When he got home he boiled the kettle on the gas-ring in the fireplace. He made a pot of tea and while it was brewing he got out his portable typewriter and the packet of quarto typing paper. He unfolded the little card table and set it up in the narrow gap between the bed and the armchair, poured out his tea and began to type.

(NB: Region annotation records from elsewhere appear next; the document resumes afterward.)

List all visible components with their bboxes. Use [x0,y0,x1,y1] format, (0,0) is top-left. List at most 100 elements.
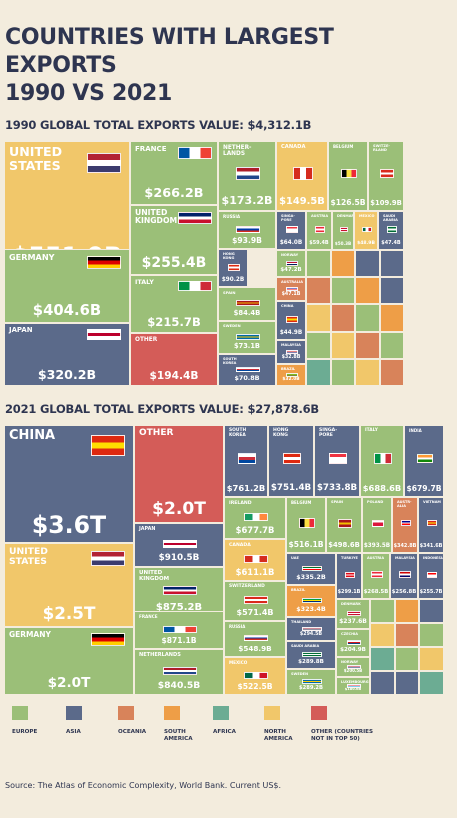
export-value: $679.7B [406,484,442,493]
country-name: BRAZIL [291,588,306,592]
minor-economy-tile [379,250,404,278]
country-name: AUSTRIA [311,214,329,218]
export-value: $48.9B [357,241,375,246]
country-name: CANADA [229,543,251,548]
export-value: $335.2B [296,573,326,581]
country-name: HONG KONG [223,252,235,260]
export-value: $173.2B [221,194,273,207]
export-value: $255.7B [419,589,443,595]
minor-economy-tile [330,304,355,332]
tile-malaysia: MALAYSIA $256.8B [390,553,418,599]
cn-flag-icon [91,435,126,456]
tile-canada: CANADA $149.5B [276,141,328,211]
export-value: $90.2B [221,277,245,283]
export-value: $93.9B [232,236,262,245]
export-value: $840.5B [157,680,201,691]
tile-luxembourg: LUXEMBOURG $180.6B [336,677,370,695]
country-name: CANADA [281,144,306,150]
export-value: $70.8B [234,374,260,382]
export-value: $32.0B [282,377,300,382]
legend-other: OTHER (COUNTRIES NOT IN TOP 50) [305,706,395,742]
export-value: $32.8B [281,355,301,360]
export-value: $2.0T [47,675,91,691]
country-name: HONG KONG [273,428,289,438]
legend-europe: EUROPE [6,706,66,736]
export-value: $3.6T [31,511,107,539]
country-name: LUXEMBOURG [341,680,369,684]
country-name: UNITED KINGDOM [135,208,178,226]
tile-saudi-arabia: SAUDI ARABIA $289.8B [286,641,336,669]
tile-saudi-arabia: SAUDI ARABIA $47.4B [378,211,404,250]
legend-swatch [213,706,229,720]
export-value: $266.2B [144,186,204,201]
country-name: OTHER [139,428,174,438]
tile-netherlands: NETHERLANDS $840.5B [134,649,224,695]
minor-economy-tile [306,331,331,359]
tile-austria: AUSTRIA $268.5B [362,553,390,599]
country-name: NORWAY [341,660,359,664]
es-flag-icon [337,518,353,528]
country-name: TURKIYE [341,556,358,560]
country-name: BELGIUM [333,144,354,149]
export-value: $342.8B [393,543,417,549]
tile-united-kingdom: UNITED KINGDOM $255.4B [130,205,218,275]
tile-austr-alia: AUSTR- ALIA $342.8B [392,497,418,553]
tile-spain: SPAIN $498.6B [326,497,362,553]
minor-economy-tile [419,599,444,623]
country-name: AUSTR- ALIA [397,500,412,508]
sg-flag-icon [286,226,298,234]
export-value: $84.4B [233,309,261,317]
sa-flag-icon [386,226,398,233]
title-line-2: 1990 VS 2021 [5,81,173,106]
minor-economy-tile [419,623,444,647]
country-name: THAILAND [291,620,312,624]
tile-france: FRANCE $266.2B [130,141,218,205]
country-name: FRANCE [135,144,167,153]
it-flag-icon [374,453,392,464]
minor-economy-tile [370,647,395,671]
gb-flag-icon [163,586,197,595]
ru-flag-icon [243,634,269,642]
country-name: CHINA [9,428,56,443]
tile-nether-lands: NETHER- LANDS $173.2B [218,141,276,211]
tile-china: CHINA $3.6T [4,425,134,543]
tile-russia: RUSSIA $93.9B [218,211,276,249]
country-name: JAPAN [9,326,33,334]
tile-other: OTHER $2.0T [134,425,224,523]
minor-economy-tile [306,277,331,305]
country-name: MALAYSIA [281,343,301,347]
country-name: POLAND [367,500,384,504]
export-value: $733.8B [316,483,358,493]
country-name: IRELAND [229,501,252,506]
tile-mexico: MEXICO $48.9B [354,211,378,250]
ca-flag-icon [243,555,269,563]
br-flag-icon [302,597,322,604]
minor-economy-tile [355,277,380,305]
country-name: FRANCE [139,614,158,619]
ch-flag-icon [243,596,269,604]
tile-south-korea: SOUTH KOREA $761.2B [224,425,268,497]
minor-economy-tile [379,304,404,332]
export-value: $64.0B [279,240,303,246]
legend-swatch [311,706,327,720]
tile-italy: ITALY $215.7B [130,275,218,333]
jp-flag-icon [163,539,197,548]
minor-economy-tile [330,250,355,278]
minor-economy-tile [306,358,331,386]
legend-label: OTHER (COUNTRIES NOT IN TOP 50) [311,729,374,742]
legend-swatch [264,706,280,720]
region-legend: EUROPE ASIA OCEANIA SOUTH AMERICA AFRICA NORT… [0,706,457,746]
export-value: $910.5B [158,553,200,563]
no-flag-icon [286,260,298,266]
export-value: $2.0T [152,499,206,519]
legend-label: SOUTH AMERICA [164,729,193,742]
country-name: SINGA- PORE [281,214,295,222]
id-flag-icon [426,571,438,578]
tile-hong-kong: HONG KONG $751.4B [268,425,314,497]
us-flag-icon [91,550,126,566]
tile-united-kingdom: UNITED KINGDOM $875.2B [134,567,224,617]
minor-economy-tile [330,358,355,386]
at-flag-icon [371,571,383,579]
no-flag-icon [347,665,361,669]
country-name: UAE [291,556,299,560]
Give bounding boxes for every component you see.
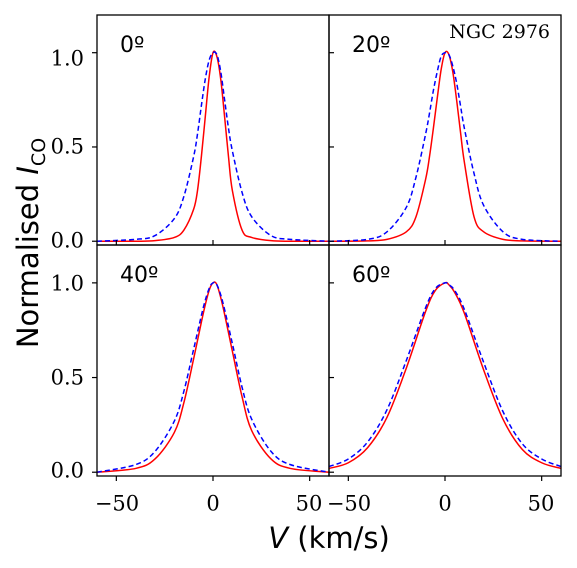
panel-frame-3: [328, 244, 562, 477]
galaxy-label: NGC 2976: [449, 21, 550, 43]
panel-label-40deg: 40º: [120, 263, 158, 288]
y-axis-title-main: Normalised: [11, 175, 45, 349]
xtick-label-left-0: 0: [206, 492, 219, 516]
panel-3: [328, 244, 562, 481]
series-line-panel3-solid-red: [329, 281, 561, 470]
panels-group: [92, 14, 562, 481]
panel-label-0deg: 0º: [120, 33, 144, 58]
ytick-label-bottom-0.0: 0.0: [51, 459, 84, 483]
x-axis-title: V (km/s): [268, 521, 390, 555]
y-axis-title-italic: I: [11, 166, 45, 175]
series-line-panel3-dashed-blue: [329, 281, 561, 468]
x-axis-title-italic: V: [268, 521, 290, 555]
x-axis-title-units: (km/s): [288, 521, 390, 555]
ytick-label-top-1.0: 1.0: [51, 47, 84, 71]
y-axis-title: Normalised ICO: [11, 138, 50, 348]
series-line-panel1-solid-red: [329, 50, 561, 242]
ytick-label-bottom-0.5: 0.5: [51, 366, 84, 390]
y-axis-title-subscript: CO: [28, 138, 50, 166]
xtick-label-right-0: 0: [438, 492, 451, 516]
series-line-panel0-solid-red: [97, 50, 329, 243]
series-line-panel0-dashed-blue: [97, 51, 329, 242]
xtick-label-right-50: 50: [528, 492, 555, 516]
xtick-label-left-minus50: −50: [95, 492, 139, 516]
ytick-label-top-0.5: 0.5: [51, 135, 84, 159]
ytick-label-top-0.0: 0.0: [51, 229, 84, 253]
series-line-panel1-dashed-blue: [329, 51, 561, 242]
series-line-panel2-solid-red: [97, 281, 329, 473]
panel-label-20deg: 20º: [352, 33, 390, 58]
xtick-label-left-50: 50: [296, 492, 323, 516]
ytick-label-bottom-1.0: 1.0: [51, 272, 84, 296]
series-line-panel2-dashed-blue: [97, 281, 329, 473]
xtick-label-right-minus50: −50: [327, 492, 371, 516]
panel-label-60deg: 60º: [352, 263, 390, 288]
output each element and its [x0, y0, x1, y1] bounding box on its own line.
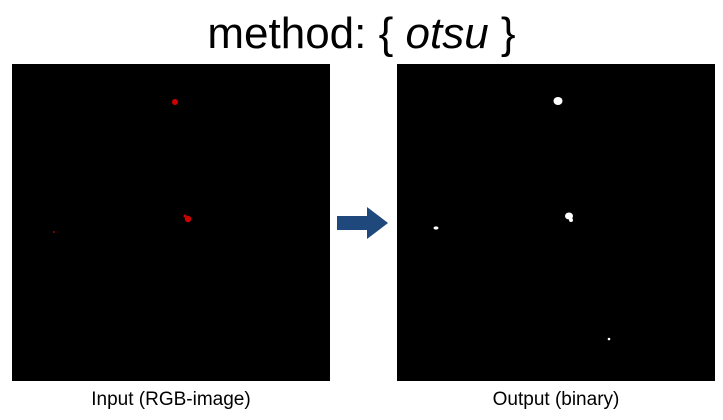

'It was only after the catastrophe of the amputation that Miranda fully understood what it was to be beautiful. She was still tall with an aristocratic linear figure. Her face was still long, bony, and elegant, with surprisingly full sensuous lips, and with wide blue eyes under arching, naturally Garboesque brows. She still had flaxen blonde hair; but now she had one leg...'
He had it all planned out. She would meet Miles, a publisher, handsome, a yachtsman, at a chamber music concert: string quartets, Haydn, Débussy, Mozart. He would see her sitting down and wouldn't be able to tell. They would talk, discover shared interests, 'Can I see you again?' and then she would get up and walk to show him, before she answered, and he would see and wouldn't mind. Later he would tell her very tenderly, after they had made love for the first time, that he thought her even more beautiful without her prosthesis. A little pain, a little apprehension, a little unhappiness, and a lifetime of happiness together, she swinging on her crutches, more than resigned to her fate, welcoming it, revelling in the support of a handsome loving man, he cherishing the most vulnerable, cherishable of women.
He finished writing it, typed a fair copy, and filed it with all the others.
Sunday tomorrow, and after Sunday another week at school, and then out he would sally forth once again, as usual, hopeless, on the unachievable quest.